The Greyhawk setting up through the 1980s was an organic process with many, many D&D gamers involved. Most of those gamers had grown up in 1950s-60s America. Whatever their personal differences they shared several traits: an optimistic view of human progress, a deep personal knowledge of European culture and history, an appreciation for post-Carolingian civilisation, and Protestantism in its Anglican / Lutheran form. Together the Greyhawk setting illustrated The Good in its central nations Veluna and Furyondy: quietly religious, militant against clear Eeevil, mostly tolerant. "Evil" included Vikings, Calvinism (The Pale), parodic Catholicism (Medegia), decadent Rome (the Great Kingdom), and of course the chaos in Iuz. For Greyhawk, Islam was something faraway - it wasn't exoticised or "Orientalised", so much as deemed not-a-problem. (Contrast, the Desert Nomad series.) Equatorial rainforests absolutely were exoticised: this is where gamers got the Robert Howard out of their system.

As a result, adventurers in Greyhawk are active - they push forward the borders of civilisation - not reactive. Sometimes adventurers can screw up, and let loose a serious bane like Zuggtmoy in Temple of Elemental Evil or the chained god in that Forgotten Temple of Tharizdun; but this was considered a hazard of the job. Some other adventurer maybe could come by to clean up the mess.
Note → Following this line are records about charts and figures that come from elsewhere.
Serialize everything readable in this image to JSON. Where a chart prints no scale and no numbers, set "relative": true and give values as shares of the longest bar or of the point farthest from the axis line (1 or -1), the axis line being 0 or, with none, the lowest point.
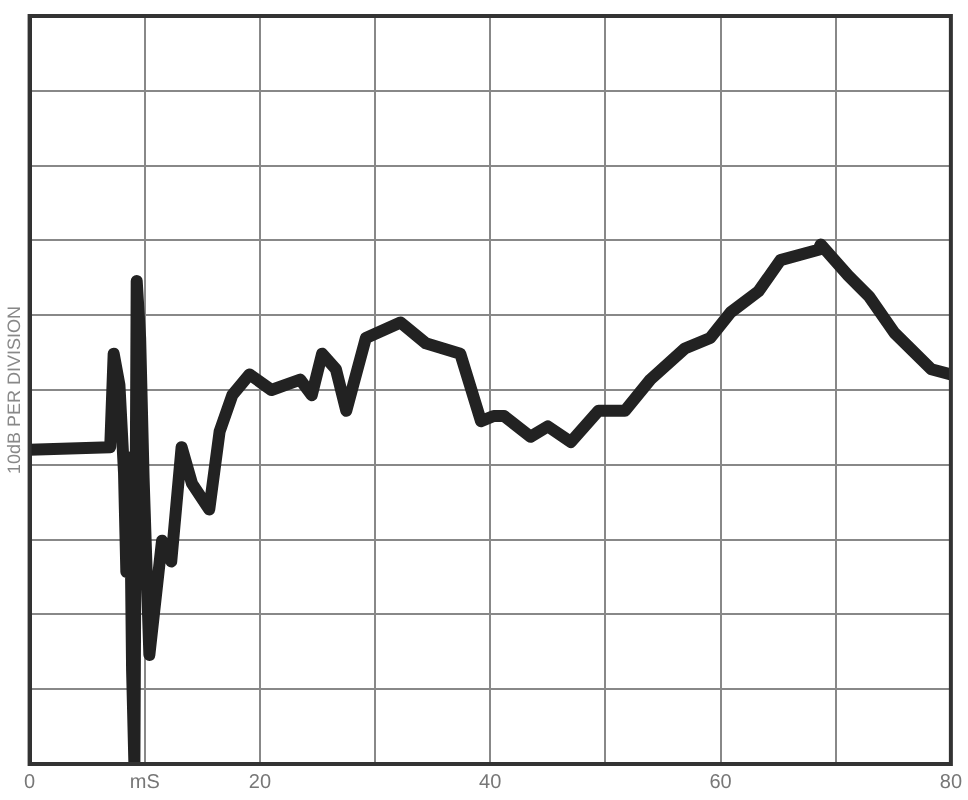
{
  "chart_data": {
    "type": "line",
    "ylabel": "10dB PER DIVISION",
    "relative": true,
    "grid": true,
    "legend": false,
    "tick_labels": "x",
    "marker": "none",
    "line_style": "solid",
    "xlim": [
      0,
      80
    ],
    "xticks": [
      0,
      {
        "value": 10,
        "label": "mS"
      },
      20,
      {
        "value": 30,
        "label": null
      },
      40,
      {
        "value": 50,
        "label": null
      },
      60,
      {
        "value": 70,
        "label": null
      },
      80
    ],
    "series": [
      {
        "color": "#222222",
        "x": [
          0,
          7.0,
          7.3,
          7.8,
          8.2,
          8.4,
          8.7,
          8.9,
          9.1,
          9.3,
          9.6,
          9.9,
          10.4,
          11.5,
          12.3,
          13.2,
          14.1,
          15.6,
          16.5,
          17.6,
          19.1,
          21.0,
          23.5,
          24.5,
          25.4,
          26.6,
          27.5,
          29.2,
          32.2,
          34.4,
          37.4,
          39.2,
          40.3,
          41.2,
          43.5,
          45.0,
          47.0,
          49.4,
          51.7,
          53.9,
          56.9,
          59.1,
          60.9,
          63.3,
          65.2,
          68.5,
          68.7,
          71.1,
          72.9,
          75.1,
          78.3,
          80
        ],
        "values": [
          0.605,
          0.61,
          0.79,
          0.73,
          0.56,
          0.37,
          0.59,
          0.18,
          0.0,
          0.93,
          0.82,
          0.55,
          0.21,
          0.43,
          0.39,
          0.61,
          0.54,
          0.49,
          0.64,
          0.71,
          0.75,
          0.72,
          0.74,
          0.71,
          0.79,
          0.76,
          0.68,
          0.82,
          0.85,
          0.81,
          0.79,
          0.66,
          0.67,
          0.67,
          0.63,
          0.65,
          0.62,
          0.68,
          0.68,
          0.74,
          0.8,
          0.82,
          0.87,
          0.91,
          0.97,
          0.99,
          1.0,
          0.94,
          0.9,
          0.83,
          0.76,
          0.75
        ]
      }
    ]
  }
}
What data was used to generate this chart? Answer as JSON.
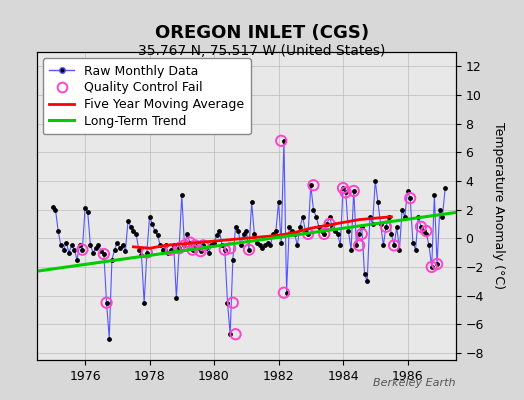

When Lorraine Williams took over TSR, she did away with those old gamers, starting with Gary himself. With Second Edition, her TSR chose to upend the table, with the Greyhawk Wars. The Wars' aftermath is where Carl Sargent came in.

Sargent, as noted in his biography, wasn't all right in the head. He also came with a British viewpoint, which hadn't been the American viewpoint in some generations. For Sargent, the struggle against evil was something visceral and real. It wasn't about taming the wilderness, for him; it was about the Second World War. War itself was a horror; and at the end of the war, the good guys lose ground.

From The Ashes proposes a world in which Iuz has united all the barbarous and also-evil nations in the centre of Greyhawk, and attacked its neighbours; allowing other nations to make separate-peace to expand their own evil. As a result, the Horned Society is simply gone. (This nation returns, in spirit, in Golarion.) The Great Kingdom collapses, to become a chaotic and demonic land like Iuz once was. The Bright Desert is now a new nation - of evil, under Rary, now called the Traitor.

These new evil superpower nations are described as horrific beyond what older Greyhawk had laid out - certainly because Carl Sargent had demons of his own.

Legacy

Greyhawk splatbooks and modules continued to be released for the post-Sargent Greyhawk. These developed the horrors left in its wake. Sargent did many of these himself: City of Skulls, for instance. Eventually TSR itself died and Sargent had to release his Great Kingdom splatbook across the #200s issues of Dragon. And then Sargent himself went poof.

Under the New Management of Wizards of the Coast, the oldest guard and the newcomers agreed on One Thing: they liked the old Greyhawk, not this GRIMDARK para-Warhammer what Sargent had left them. So another Gazetteer came out tamping down some of this stuff. A common ground was reached: Sargent's lore could be mined by DMs crafting adventures into the heart of darkness, but as affecting the wider Flanaess, those times of woe belonged in the past.

We'd like to report that the whole episode became a cautionary tale in how to treat an established canon, elsewhere. It annoys people when you tear up bits people liked while introducing new bits no one requested in an effort to reinvent the setting entire. But then came 4e and how it treated the Multiverse and, in particular, the Forgotten Realms. Perhaps the historical analogy to TSR isn't pioneer America or World War II; perhaps it's the fucking Bourbon family, forgetting nothing and learning nothing.